Doctorbook、日立製作所と歯科データとAI活用の健康支援サービスで共同研究

歯科向けオンラインプラットホーム事業などのDoctorbook(ドクターブック、東京・渋谷区)は8月18日、日立製作所と「(仮)お口の健康から全身を守る支援サービス事業」のPoC(概念実証)の実施と、2027年度の事業化に向けた共同研究・技術検証で基本合意書を締結したと発表した。歯科臨床データとAI技術を組み合わせ、予防・未病サービスの社会実装を目指す。

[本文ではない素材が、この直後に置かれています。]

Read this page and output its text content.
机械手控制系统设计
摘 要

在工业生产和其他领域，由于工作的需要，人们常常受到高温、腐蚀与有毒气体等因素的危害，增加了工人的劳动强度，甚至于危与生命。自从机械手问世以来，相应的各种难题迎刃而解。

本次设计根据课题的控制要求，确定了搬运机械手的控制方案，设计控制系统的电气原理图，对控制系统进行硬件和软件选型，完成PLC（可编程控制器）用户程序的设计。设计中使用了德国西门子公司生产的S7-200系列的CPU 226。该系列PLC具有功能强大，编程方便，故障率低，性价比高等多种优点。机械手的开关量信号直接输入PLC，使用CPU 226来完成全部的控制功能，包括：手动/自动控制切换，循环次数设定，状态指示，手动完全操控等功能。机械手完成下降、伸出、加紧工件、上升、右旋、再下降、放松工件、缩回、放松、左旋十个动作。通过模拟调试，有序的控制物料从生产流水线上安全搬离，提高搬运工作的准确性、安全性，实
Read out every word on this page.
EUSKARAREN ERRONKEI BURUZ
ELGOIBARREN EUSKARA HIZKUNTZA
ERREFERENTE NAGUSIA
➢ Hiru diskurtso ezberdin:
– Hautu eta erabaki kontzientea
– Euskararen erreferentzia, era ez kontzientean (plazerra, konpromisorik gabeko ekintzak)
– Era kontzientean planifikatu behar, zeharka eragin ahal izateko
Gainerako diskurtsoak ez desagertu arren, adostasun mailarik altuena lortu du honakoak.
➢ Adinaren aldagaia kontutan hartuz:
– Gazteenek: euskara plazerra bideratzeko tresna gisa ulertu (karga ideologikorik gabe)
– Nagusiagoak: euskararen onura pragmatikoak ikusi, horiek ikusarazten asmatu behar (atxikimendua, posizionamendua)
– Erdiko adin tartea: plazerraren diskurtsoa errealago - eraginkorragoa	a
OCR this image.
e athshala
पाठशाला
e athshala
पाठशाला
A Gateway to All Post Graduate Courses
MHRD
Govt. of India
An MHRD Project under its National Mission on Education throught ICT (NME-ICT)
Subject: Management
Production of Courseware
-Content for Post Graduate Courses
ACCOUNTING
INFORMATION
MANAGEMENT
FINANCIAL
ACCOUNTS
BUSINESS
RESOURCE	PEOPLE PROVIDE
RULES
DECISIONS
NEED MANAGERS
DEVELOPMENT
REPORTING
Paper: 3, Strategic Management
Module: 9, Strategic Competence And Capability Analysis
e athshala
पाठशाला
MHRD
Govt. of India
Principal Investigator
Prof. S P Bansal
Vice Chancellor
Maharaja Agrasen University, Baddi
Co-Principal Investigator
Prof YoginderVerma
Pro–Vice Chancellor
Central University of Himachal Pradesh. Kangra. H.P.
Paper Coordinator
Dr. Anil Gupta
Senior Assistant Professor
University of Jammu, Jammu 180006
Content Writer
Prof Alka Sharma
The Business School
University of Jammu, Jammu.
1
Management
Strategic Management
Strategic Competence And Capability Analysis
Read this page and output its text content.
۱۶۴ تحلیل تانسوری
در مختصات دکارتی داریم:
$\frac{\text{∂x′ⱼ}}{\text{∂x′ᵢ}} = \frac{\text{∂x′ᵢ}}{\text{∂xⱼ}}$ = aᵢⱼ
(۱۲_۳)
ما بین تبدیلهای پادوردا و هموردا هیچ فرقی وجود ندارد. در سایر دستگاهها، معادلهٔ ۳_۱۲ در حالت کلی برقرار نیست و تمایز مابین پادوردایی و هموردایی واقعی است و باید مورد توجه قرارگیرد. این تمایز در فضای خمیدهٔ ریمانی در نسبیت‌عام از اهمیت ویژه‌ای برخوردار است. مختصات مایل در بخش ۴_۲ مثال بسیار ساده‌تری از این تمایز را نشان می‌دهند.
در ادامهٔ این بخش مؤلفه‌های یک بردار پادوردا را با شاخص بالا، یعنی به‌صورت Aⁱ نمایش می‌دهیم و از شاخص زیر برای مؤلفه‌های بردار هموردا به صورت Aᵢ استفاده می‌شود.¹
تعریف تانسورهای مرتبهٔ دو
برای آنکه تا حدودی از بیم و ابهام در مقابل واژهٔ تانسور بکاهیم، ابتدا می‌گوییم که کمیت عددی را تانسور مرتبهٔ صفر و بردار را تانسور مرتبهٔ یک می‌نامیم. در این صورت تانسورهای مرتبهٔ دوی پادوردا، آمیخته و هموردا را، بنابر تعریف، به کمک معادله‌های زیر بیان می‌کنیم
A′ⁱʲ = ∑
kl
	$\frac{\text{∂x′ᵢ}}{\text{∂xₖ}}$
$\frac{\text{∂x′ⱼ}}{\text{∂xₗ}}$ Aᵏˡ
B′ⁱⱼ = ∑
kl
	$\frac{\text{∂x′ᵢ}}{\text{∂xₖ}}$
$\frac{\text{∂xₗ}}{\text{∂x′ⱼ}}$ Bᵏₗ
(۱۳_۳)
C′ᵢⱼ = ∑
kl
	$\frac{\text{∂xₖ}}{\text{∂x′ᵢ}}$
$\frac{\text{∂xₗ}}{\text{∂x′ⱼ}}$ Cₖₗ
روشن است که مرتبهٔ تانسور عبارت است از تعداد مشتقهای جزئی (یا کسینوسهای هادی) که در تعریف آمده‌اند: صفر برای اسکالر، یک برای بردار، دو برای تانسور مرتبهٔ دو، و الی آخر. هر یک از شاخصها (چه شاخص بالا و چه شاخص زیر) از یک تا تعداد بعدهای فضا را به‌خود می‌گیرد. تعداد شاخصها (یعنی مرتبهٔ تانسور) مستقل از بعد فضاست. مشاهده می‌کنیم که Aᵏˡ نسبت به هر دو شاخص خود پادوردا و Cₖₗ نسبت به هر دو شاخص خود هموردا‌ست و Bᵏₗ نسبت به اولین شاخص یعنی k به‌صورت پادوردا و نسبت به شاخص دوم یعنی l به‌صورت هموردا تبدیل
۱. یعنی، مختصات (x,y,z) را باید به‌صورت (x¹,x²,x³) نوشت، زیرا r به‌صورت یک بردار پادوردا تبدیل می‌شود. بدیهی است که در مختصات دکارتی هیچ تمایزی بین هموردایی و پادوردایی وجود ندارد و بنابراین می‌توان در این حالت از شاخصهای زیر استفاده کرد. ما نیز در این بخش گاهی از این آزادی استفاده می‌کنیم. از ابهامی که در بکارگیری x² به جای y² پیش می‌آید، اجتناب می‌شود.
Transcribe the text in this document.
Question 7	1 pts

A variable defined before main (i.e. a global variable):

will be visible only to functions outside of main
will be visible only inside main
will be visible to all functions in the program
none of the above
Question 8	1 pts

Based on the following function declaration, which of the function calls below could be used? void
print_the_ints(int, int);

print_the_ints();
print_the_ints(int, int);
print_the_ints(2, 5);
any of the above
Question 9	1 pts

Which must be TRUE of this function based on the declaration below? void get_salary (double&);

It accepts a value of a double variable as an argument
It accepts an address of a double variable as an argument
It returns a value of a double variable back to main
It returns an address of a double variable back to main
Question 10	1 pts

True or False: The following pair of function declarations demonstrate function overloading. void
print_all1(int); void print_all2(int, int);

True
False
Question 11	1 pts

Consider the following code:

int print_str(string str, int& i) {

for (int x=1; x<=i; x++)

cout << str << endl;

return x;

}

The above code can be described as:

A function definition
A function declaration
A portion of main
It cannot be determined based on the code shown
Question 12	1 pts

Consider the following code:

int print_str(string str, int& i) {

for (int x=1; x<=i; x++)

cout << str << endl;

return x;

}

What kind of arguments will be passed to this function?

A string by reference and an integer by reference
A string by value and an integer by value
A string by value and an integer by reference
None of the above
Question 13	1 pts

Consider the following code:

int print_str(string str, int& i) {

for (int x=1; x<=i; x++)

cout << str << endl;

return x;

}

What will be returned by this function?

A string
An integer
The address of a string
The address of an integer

研究では、ドクターブックが提供する歯科領域データプラットホーム「SmileScan(スマイルスキャン)」の歯周病リスク予測モデルと、日立製作所の全身疾患・生活習慣病データを統合的に掛け合わせ、個人の健康状態や将来的な健康リスクを科学的に評価する予測・評価モデルを開発する。

また、スマート歯ブラシなどのIoT機器を活用し、日常的なブラッシングなどのセルフケア行動データを蓄積・解析することで、行動変容を促す仕組みの技術検証も行う。

同社によると、口腔内データを軸としたヘルステック領域でのAI活用はまだ黎明(れいめい)期にあるという。今回の取り組みにより、歯科と全身のデータを連携し、新たな未病・予防サービスを構築し、全身の健康の入り口とする口腔(こうくう)ケアを通じた予防医療に取り組む考えだ。

両社は今後、2026年度にPoCを実施し、2027年度の本格的な提供に向け、サービス設計や事業モデルの具体化を進めていく方針。